Geoff Watson, "Figure sketch using lines," charcoal on paper, 12" x 16," 2018.

Geoff Watson, "Figure sketch using lines," charcoal on paper, 12" x 16," 2018.

The instructor at my Friday life session emphasizes a different approach. She urges us to mass shapes in without drawing contour lines at the outset. She wants light and shadow from the start. She encourages us to draw gesture lines with curves, not straight lines. She wants us to draw and paint from the inside out, not the outside in. Charles Sovek, in his fantastic book "Oil Painting - Develop Your Natural Ability," urges the same approach. This reminds me a bit of integration in calculus, in which you find the mass or volume under a curve. Or of the pretty curvy graphs you make in trig. OK, the connection to math may be more tenuous here, but I hope you get the picture (so to speak).
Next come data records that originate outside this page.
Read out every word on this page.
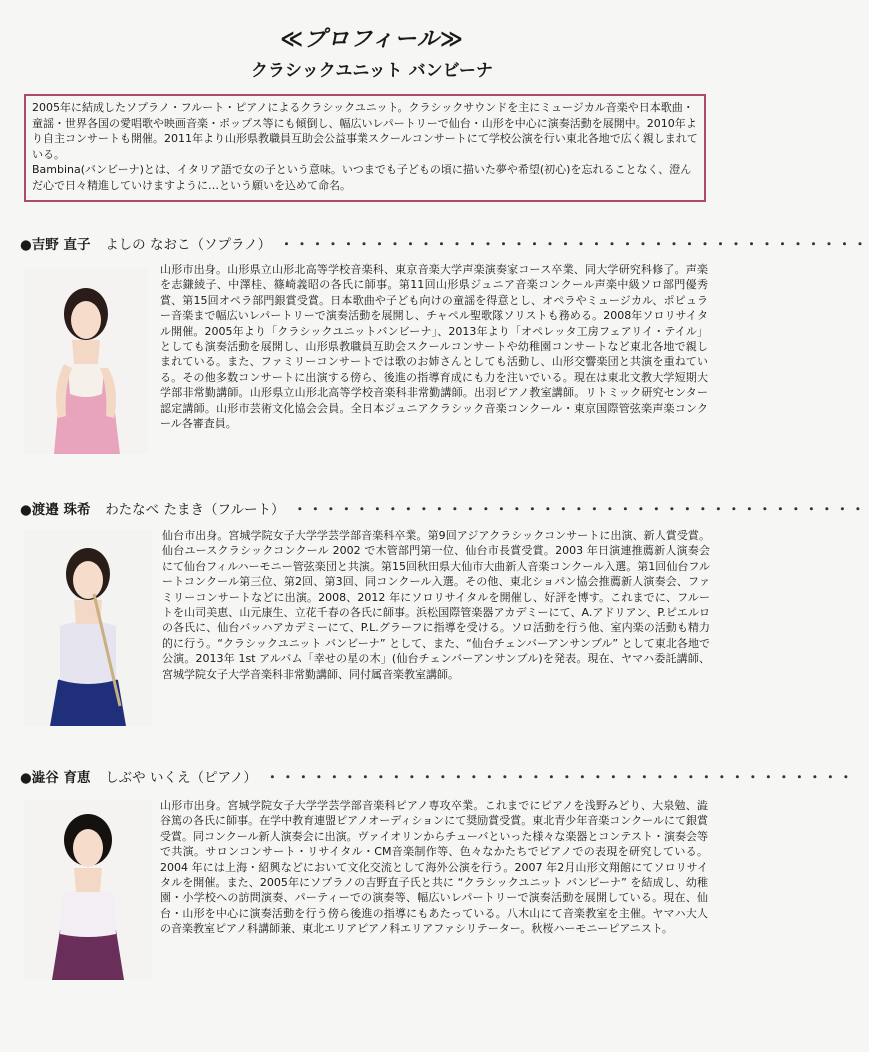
≪プロフィール≫
クラシックユニット バンビーナ

2005年に結成したソプラノ・フルート・ピアノによるクラシックユニット。クラシックサウンドを主にミュージカル音楽や日本歌曲・童謡・世界各国の愛唱歌や映画音楽・ポップス等にも傾倒し、幅広いレパートリーで仙台・山形を中心に演奏活動を展開中。2010年より自主コンサートも開催。2011年より山形県教職員互助会公益事業スクールコンサートにて学校公演を行い東北各地で広く親しまれている。

Bambina(バンビーナ)とは、イタリア語で女の子という意味。いつまでも子どもの頃に描いた夢や希望(初心)を忘れることなく、澄んだ心で日々精進していけますように…という願いを込めて命名。

●吉野 直子 よしの なおこ（ソプラノ） ・・・・・・・・・・・・・・・・・・・・・・・・・・・・・・・・・・・・・・
山形市出身。山形県立山形北高等学校音楽科、東京音楽大学声楽演奏家コース卒業、同大学研究科修了。声楽を志鎌綾子、中澤桂、篠崎義昭の各氏に師事。第11回山形県ジュニア音楽コンクール声楽中級ソロ部門優秀賞、第15回オペラ部門銀賞受賞。日本歌曲や子ども向けの童謡を得意とし、オペラやミュージカル、ポピュラー音楽まで幅広いレパートリーで演奏活動を展開し、チャペル聖歌隊ソリストも務める。2008年ソロリサイタル開催。2005年より「クラシックユニットバンビーナ」、2013年より「オペレッタ工房フェアリイ・テイル」としても演奏活動を展開し、山形県教職員互助会スクールコンサートや幼稚園コンサートなど東北各地で親しまれている。また、ファミリーコンサートでは歌のお姉さんとしても活動し、山形交響楽団と共演を重ねている。その他多数コンサートに出演する傍ら、後進の指導育成にも力を注いでいる。現在は東北文教大学短期大学部非常勤講師。山形県立山形北高等学校音楽科非常勤講師。出羽ピアノ教室講師。リトミック研究センター認定講師。山形市芸術文化協会会員。全日本ジュニアクラシック音楽コンクール・東京国際管弦楽声楽コンクール各審査員。
●渡邉 珠希 わたなべ たまき（フルート） ・・・・・・・・・・・・・・・・・・・・・・・・・・・・・・・・・・・・・
仙台市出身。宮城学院女子大学学芸学部音楽科卒業。第9回アジアクラシックコンサートに出演、新人賞受賞。仙台ユースクラシックコンクール 2002 で木管部門第一位、仙台市長賞受賞。2003 年日演連推薦新人演奏会にて仙台フィルハーモニー管弦楽団と共演。第15回秋田県大仙市大曲新人音楽コンクール入選。第1回仙台フルートコンクール第三位、第2回、第3回、同コンクール入選。その他、東北ショパン協会推薦新人演奏会、ファミリーコンサートなどに出演。2008、2012 年にソロリサイタルを開催し、好評を博す。これまでに、フルートを山司美恵、山元康生、立花千春の各氏に師事。浜松国際管楽器アカデミーにて、A.アドリアン、P.ピエルロの各氏に、仙台バッハアカデミーにて、P.L.グラーフに指導を受ける。ソロ活動を行う他、室内楽の活動も精力的に行う。“クラシックユニット バンビーナ” として、また、“仙台チェンバーアンサンブル” として東北各地で公演。2013年 1st アルバム「幸せの星の木」(仙台チェンバーアンサンブル)を発表。現在、ヤマハ委託講師、宮城学院女子大学音楽科非常勤講師、同付属音楽教室講師。
●澁谷 育恵 しぶや いくえ（ピアノ） ・・・・・・・・・・・・・・・・・・・・・・・・・・・・・・・・・・・・・・
山形市出身。宮城学院女子大学学芸学部音楽科ピアノ専攻卒業。これまでにピアノを浅野みどり、大泉勉、澁谷篤の各氏に師事。在学中教育連盟ピアノオーディションにて奨励賞受賞。東北青少年音楽コンクールにて銀賞受賞。同コンクール新人演奏会に出演。ヴァイオリンからチューバといった様々な楽器とコンテスト・演奏会等で共演。サロンコンサート・リサイタル・CM音楽制作等、色々なかたちでピアノでの表現を研究している。2004 年には上海・紹興などにおいて文化交流として海外公演を行う。2007 年2月山形文翔館にてソロリサイタルを開催。また、2005年にソプラノの吉野直子氏と共に “クラシックユニット バンビーナ” を結成し、幼稚園・小学校への訪問演奏、パーティーでの演奏等、幅広いレパートリーで演奏活動を展開している。現在、仙台・山形を中心に演奏活動を行う傍ら後進の指導にもあたっている。八木山にて音楽教室を主催。ヤマハ大人の音楽教室ピアノ科講師兼、東北エリアピアノ科エリアファシリテーター。秋桜ハーモニーピアニスト。
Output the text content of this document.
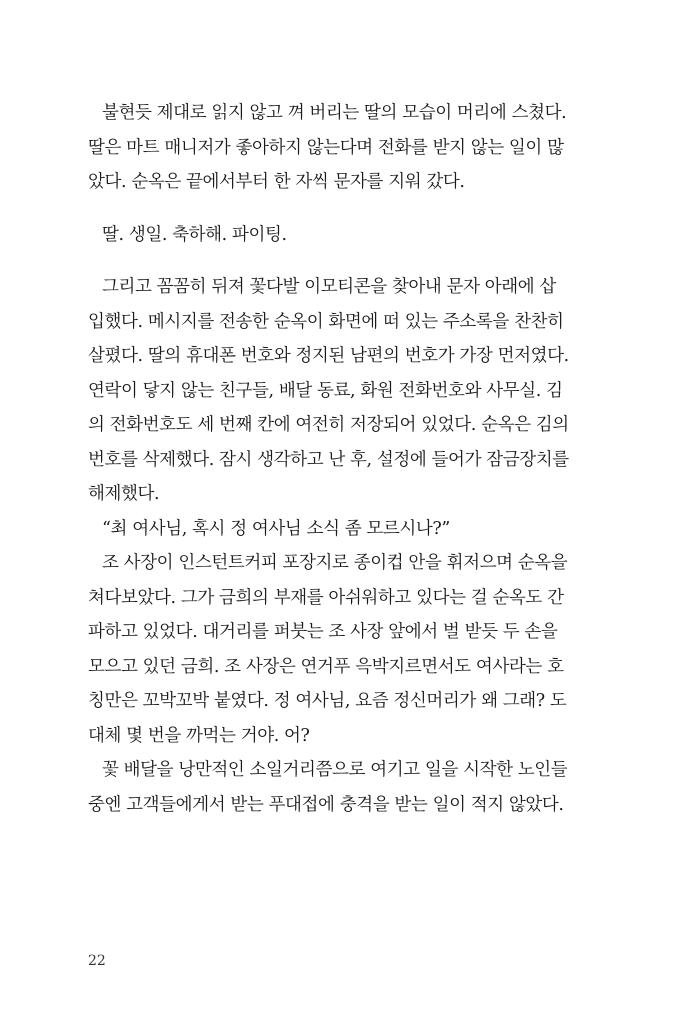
불현듯 제대로 읽지 않고 껴 버리는 딸의 모습이 머리에 스쳤다.
딸은 마트 매니저가 좋아하지 않는다며 전화를 받지 않는 일이 많
았다. 순옥은 끝에서부터 한 자씩 문자를 지워 갔다.
딸. 생일. 축하해. 파이팅.
그리고 꼼꼼히 뒤져 꽃다발 이모티콘을 찾아내 문자 아래에 삽
입했다. 메시지를 전송한 순옥이 화면에 떠 있는 주소록을 찬찬히
살폈다. 딸의 휴대폰 번호와 정지된 남편의 번호가 가장 먼저였다.
연락이 닿지 않는 친구들, 배달 동료, 화원 전화번호와 사무실. 김
의 전화번호도 세 번째 칸에 여전히 저장되어 있었다. 순옥은 김의
번호를 삭제했다. 잠시 생각하고 난 후, 설정에 들어가 잠금장치를
해제했다.
“최 여사님, 혹시 정 여사님 소식 좀 모르시나?”
조 사장이 인스턴트커피 포장지로 종이컵 안을 휘저으며 순옥을
쳐다보았다. 그가 금희의 부재를 아쉬워하고 있다는 걸 순옥도 간
파하고 있었다. 대거리를 퍼붓는 조 사장 앞에서 벌 받듯 두 손을
모으고 있던 금희. 조 사장은 연거푸 윽박지르면서도 여사라는 호
칭만은 꼬박꼬박 붙였다. 정 여사님, 요즘 정신머리가 왜 그래? 도
대체 몇 번을 까먹는 거야. 어?
꽃 배달을 낭만적인 소일거리쯤으로 여기고 일을 시작한 노인들
중엔 고객들에게서 받는 푸대접에 충격을 받는 일이 적지 않았다.
22
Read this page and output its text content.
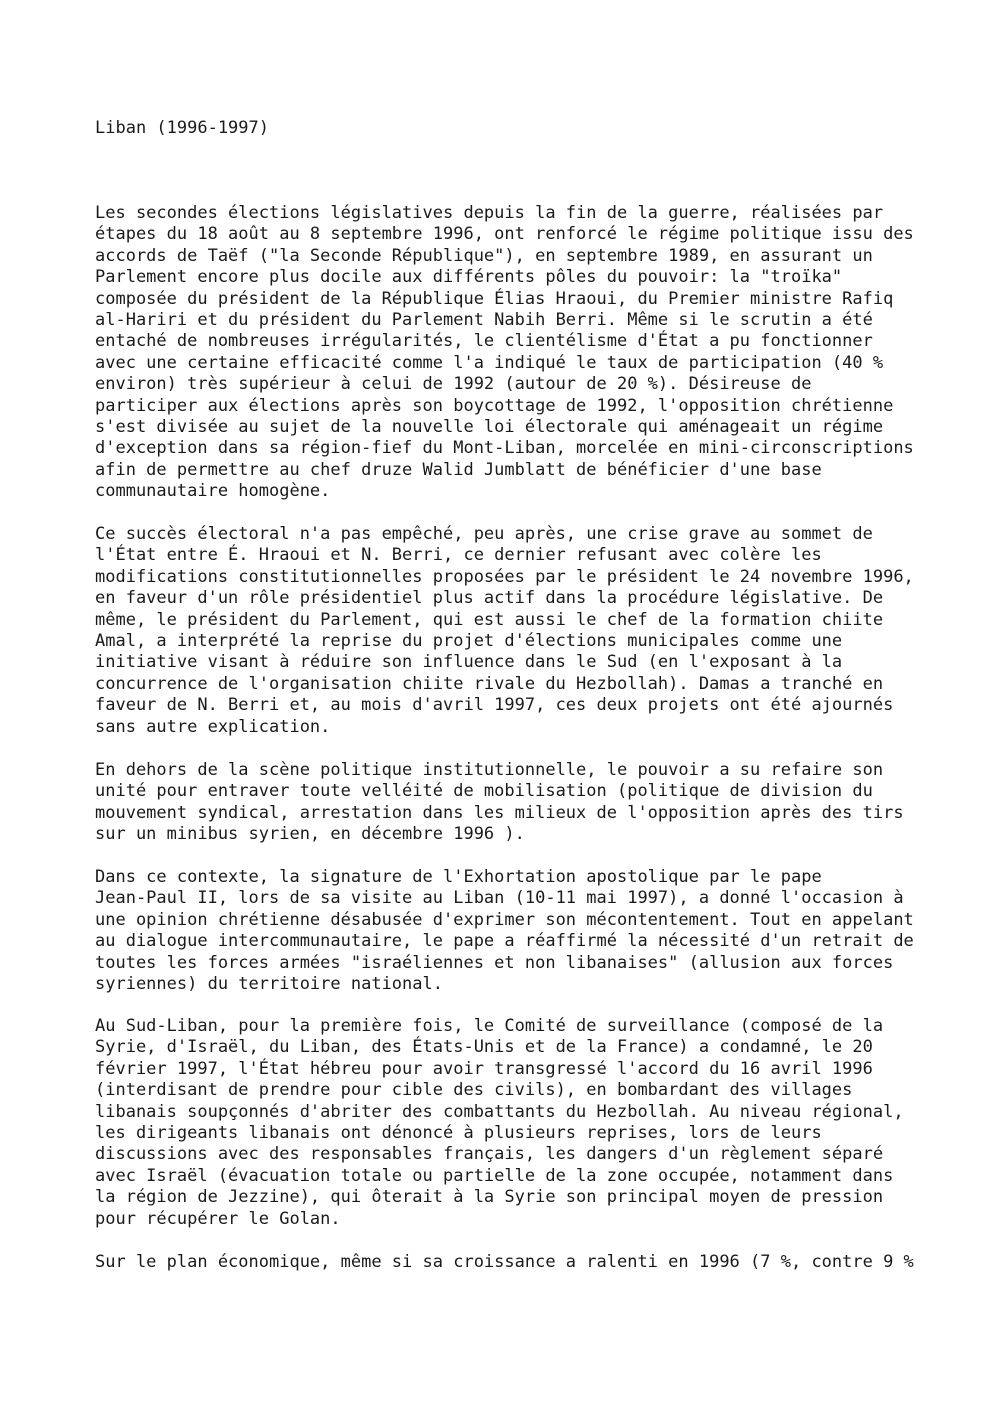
Liban (1996-1997)

Les secondes élections législatives depuis la fin de la guerre, réalisées par
étapes du 18 août au 8 septembre 1996, ont renforcé le régime politique issu des
accords de Taëf ("la Seconde République"), en septembre 1989, en assurant un
Parlement encore plus docile aux différents pôles du pouvoir: la "troïka"
composée du président de la République Élias Hraoui, du Premier ministre Rafiq
al-Hariri et du président du Parlement Nabih Berri. Même si le scrutin a été
entaché de nombreuses irrégularités, le clientélisme d'État a pu fonctionner
avec une certaine efficacité comme l'a indiqué le taux de participation (40 %
environ) très supérieur à celui de 1992 (autour de 20 %). Désireuse de
participer aux élections après son boycottage de 1992, l'opposition chrétienne
s'est divisée au sujet de la nouvelle loi électorale qui aménageait un régime
d'exception dans sa région-fief du Mont-Liban, morcelée en mini-circonscriptions
afin de permettre au chef druze Walid Jumblatt de bénéficier d'une base
communautaire homogène.

Ce succès électoral n'a pas empêché, peu après, une crise grave au sommet de
l'État entre É. Hraoui et N. Berri, ce dernier refusant avec colère les
modifications constitutionnelles proposées par le président le 24 novembre 1996,
en faveur d'un rôle présidentiel plus actif dans la procédure législative. De
même, le président du Parlement, qui est aussi le chef de la formation chiite
Amal, a interprété la reprise du projet d'élections municipales comme une
initiative visant à réduire son influence dans le Sud (en l'exposant à la
concurrence de l'organisation chiite rivale du Hezbollah). Damas a tranché en
faveur de N. Berri et, au mois d'avril 1997, ces deux projets ont été ajournés
sans autre explication.

En dehors de la scène politique institutionnelle, le pouvoir a su refaire son
unité pour entraver toute velléité de mobilisation (politique de division du
mouvement syndical, arrestation dans les milieux de l'opposition après des tirs
sur un minibus syrien, en décembre 1996 ).

Dans ce contexte, la signature de l'Exhortation apostolique par le pape
Jean-Paul II, lors de sa visite au Liban (10-11 mai 1997), a donné l'occasion à
une opinion chrétienne désabusée d'exprimer son mécontentement. Tout en appelant
au dialogue intercommunautaire, le pape a réaffirmé la nécessité d'un retrait de
toutes les forces armées "israéliennes et non libanaises" (allusion aux forces
syriennes) du territoire national.

Au Sud-Liban, pour la première fois, le Comité de surveillance (composé de la
Syrie, d'Israël, du Liban, des États-Unis et de la France) a condamné, le 20
février 1997, l'État hébreu pour avoir transgressé l'accord du 16 avril 1996
(interdisant de prendre pour cible des civils), en bombardant des villages
libanais soupçonnés d'abriter des combattants du Hezbollah. Au niveau régional,
les dirigeants libanais ont dénoncé à plusieurs reprises, lors de leurs
discussions avec des responsables français, les dangers d'un règlement séparé
avec Israël (évacuation totale ou partielle de la zone occupée, notamment dans
la région de Jezzine), qui ôterait à la Syrie son principal moyen de pression
pour récupérer le Golan.

Sur le plan économique, même si sa croissance a ralenti en 1996 (7 %, contre 9 %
Here's an example of this more curvy, intuitive approach. This was a VERY quick gesture sketch -- 1 or 2 minutes, tops. So it's not really a fair comparison to the "linear" sketch above, which was a 5- or even 10-minute drawing. But I hope you get the idea.

Geoff Watson, "Figure sketch using mass," charcoal on paper, 12" x 16," 2018.

Geoff Watson, "Figure sketch using mass," charcoal on paper, 12" x 16," 2018.